Here's a stupid question: do we even know for sure there is 32 MB L3 cache per chiplet?
I ask because it may be possible that there is no L4 cache in the IO chiplet and what there is instead is 256 MB centralized L3 cache instead, divided into 32 MB chunks: 1 per chiplet. If this is the case, then communication between the chiplets is only done within the IO chiplet and there is virtually zero latency there. On the other hand, there is the latency from the communication of CCX - IO - CCX, which is still unknown.
Think this way, moving data is expensive (power), executing data is rather cheap.

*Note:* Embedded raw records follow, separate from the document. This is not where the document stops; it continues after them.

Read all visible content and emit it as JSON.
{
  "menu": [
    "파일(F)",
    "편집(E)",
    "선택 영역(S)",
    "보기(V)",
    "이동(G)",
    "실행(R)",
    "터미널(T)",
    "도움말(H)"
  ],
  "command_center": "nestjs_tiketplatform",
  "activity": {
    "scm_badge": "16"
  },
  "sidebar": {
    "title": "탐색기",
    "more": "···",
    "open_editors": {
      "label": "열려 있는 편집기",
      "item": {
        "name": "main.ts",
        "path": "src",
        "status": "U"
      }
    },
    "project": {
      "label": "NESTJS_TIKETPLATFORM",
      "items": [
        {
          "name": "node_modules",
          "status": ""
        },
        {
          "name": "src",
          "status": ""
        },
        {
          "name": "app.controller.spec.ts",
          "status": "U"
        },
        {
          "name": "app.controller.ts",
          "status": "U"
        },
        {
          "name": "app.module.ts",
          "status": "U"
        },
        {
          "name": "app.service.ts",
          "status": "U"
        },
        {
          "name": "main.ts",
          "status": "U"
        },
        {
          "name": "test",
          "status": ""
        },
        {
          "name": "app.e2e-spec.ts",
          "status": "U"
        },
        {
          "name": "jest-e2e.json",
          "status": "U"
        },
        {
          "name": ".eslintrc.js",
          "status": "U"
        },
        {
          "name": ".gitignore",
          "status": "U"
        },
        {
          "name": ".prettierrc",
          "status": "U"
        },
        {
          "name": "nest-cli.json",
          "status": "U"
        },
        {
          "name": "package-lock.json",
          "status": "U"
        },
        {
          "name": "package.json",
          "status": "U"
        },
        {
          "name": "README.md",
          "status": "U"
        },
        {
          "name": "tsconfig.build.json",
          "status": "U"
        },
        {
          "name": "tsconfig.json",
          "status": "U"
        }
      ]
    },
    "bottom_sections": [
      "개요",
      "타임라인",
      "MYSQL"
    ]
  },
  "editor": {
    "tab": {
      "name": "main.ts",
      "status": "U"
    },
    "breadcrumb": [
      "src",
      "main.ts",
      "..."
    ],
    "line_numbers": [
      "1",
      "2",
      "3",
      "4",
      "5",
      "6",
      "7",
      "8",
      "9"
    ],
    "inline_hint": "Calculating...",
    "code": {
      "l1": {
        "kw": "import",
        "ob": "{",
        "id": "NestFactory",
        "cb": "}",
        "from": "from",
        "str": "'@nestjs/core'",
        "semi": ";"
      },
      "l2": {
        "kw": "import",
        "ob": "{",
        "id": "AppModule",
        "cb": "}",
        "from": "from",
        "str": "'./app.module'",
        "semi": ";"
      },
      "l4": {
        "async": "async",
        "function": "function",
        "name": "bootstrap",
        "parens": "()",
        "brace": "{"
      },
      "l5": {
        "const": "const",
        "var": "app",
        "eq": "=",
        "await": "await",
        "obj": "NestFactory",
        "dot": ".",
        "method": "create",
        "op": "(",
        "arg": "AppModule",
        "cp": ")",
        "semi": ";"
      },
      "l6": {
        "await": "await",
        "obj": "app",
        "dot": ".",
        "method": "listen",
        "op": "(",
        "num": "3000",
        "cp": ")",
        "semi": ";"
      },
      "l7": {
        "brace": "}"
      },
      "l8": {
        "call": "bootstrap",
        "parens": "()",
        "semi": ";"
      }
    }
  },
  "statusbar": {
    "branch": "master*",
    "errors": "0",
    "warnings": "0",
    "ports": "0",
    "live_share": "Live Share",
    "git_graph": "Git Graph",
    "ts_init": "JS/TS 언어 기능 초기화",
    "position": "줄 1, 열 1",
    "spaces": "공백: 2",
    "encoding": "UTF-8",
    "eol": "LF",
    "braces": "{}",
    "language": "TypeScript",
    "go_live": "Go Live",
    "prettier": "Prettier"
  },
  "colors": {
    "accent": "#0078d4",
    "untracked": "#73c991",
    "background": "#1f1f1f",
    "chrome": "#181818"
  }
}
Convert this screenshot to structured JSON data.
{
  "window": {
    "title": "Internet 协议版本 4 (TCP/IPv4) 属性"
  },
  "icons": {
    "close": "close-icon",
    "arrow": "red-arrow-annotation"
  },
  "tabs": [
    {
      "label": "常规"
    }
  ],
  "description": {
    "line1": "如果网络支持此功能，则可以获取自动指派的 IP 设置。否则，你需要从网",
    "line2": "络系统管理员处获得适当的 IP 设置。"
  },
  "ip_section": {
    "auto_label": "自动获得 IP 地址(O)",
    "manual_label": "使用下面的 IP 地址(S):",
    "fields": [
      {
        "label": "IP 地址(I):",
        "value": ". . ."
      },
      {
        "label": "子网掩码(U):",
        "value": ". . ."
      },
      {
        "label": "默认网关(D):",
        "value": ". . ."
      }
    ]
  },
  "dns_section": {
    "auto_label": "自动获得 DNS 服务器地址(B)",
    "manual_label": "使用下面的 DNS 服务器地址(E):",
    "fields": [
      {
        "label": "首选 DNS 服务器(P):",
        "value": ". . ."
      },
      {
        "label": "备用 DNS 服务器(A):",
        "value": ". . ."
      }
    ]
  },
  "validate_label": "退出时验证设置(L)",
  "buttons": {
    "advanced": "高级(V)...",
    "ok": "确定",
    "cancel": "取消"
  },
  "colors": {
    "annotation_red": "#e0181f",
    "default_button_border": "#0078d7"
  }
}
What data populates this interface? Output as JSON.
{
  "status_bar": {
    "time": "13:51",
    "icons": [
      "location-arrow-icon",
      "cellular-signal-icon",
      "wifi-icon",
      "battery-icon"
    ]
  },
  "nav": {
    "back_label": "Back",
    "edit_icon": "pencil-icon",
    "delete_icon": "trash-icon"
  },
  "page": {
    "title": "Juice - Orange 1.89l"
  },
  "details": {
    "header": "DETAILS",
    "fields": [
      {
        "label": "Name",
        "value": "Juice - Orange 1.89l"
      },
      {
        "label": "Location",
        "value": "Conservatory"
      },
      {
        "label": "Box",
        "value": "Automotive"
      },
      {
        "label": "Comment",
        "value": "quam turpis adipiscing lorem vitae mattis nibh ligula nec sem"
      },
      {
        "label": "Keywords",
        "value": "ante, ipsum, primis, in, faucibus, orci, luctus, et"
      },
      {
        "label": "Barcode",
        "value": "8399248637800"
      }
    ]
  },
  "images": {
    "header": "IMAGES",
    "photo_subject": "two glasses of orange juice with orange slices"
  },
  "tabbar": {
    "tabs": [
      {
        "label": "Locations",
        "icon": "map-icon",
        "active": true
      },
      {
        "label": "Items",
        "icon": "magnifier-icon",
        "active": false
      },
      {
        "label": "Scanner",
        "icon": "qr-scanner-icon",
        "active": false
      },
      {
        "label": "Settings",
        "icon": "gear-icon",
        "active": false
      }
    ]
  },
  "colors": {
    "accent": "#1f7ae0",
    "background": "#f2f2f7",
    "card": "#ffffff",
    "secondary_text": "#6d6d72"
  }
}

Moving inter chip is going to be a lot more expensive then intra chip.
Having to figure out where a line of memory is across many chips would be super expensive ( latency and power)
Now what you have is a trade off for each cache between, power usage, clocks, latency and Size. Each extra cache you add will increase latency. So all things being equal making the L3 twice the size has a cost, having an L4 has a cost. But moving the memory controllers into the I/O die has a cost(inter chip transfer).
It makes the most sense to have as much cache as possible within the chiplet, it make the most sense to track memory (tags) within the last cache within the chiplet (
@JoeRambo covered some options) . It then also makes sense to track which chiplet has what memory within the I/O die. As to weather an L4 is worth it, thats hard to tell, I do agree the I/O die doesn't seem big enough for an L4 cache, but it could still have a very large amount of Sram.
Even if you had an L4 thats fully inclusive on the I/O die that doesn't solve/ make memory requests between chiplets uniform. It infact makes the cache coherency protocol very complex. There will always be an extra cost going inter chiplet, its just were and how you pay for it(latency, power, total memory throughput).
Any idea yet how the 8 cores are arranged within the CCX? I'd guess in a 3 by 3 grid, with the middle one missing:
The CCX chiplets do seem to be a perfect square, no?
They aren't square, There will be more on a chiplet then just the Cores and Cache, there is still the IF I/O, clock gens, management systems, i wonder if memory decryption will happen within a chiplet or in the I/O die etc.
The Core arrangement will be dictated by the interconnect technology,
2x 4core CCX == two squares like Zepplin
A ring bus would equal one big square of 4x2
a full mesh single CCX seems highly unlikely but a 4x2 arrangement seems most likely.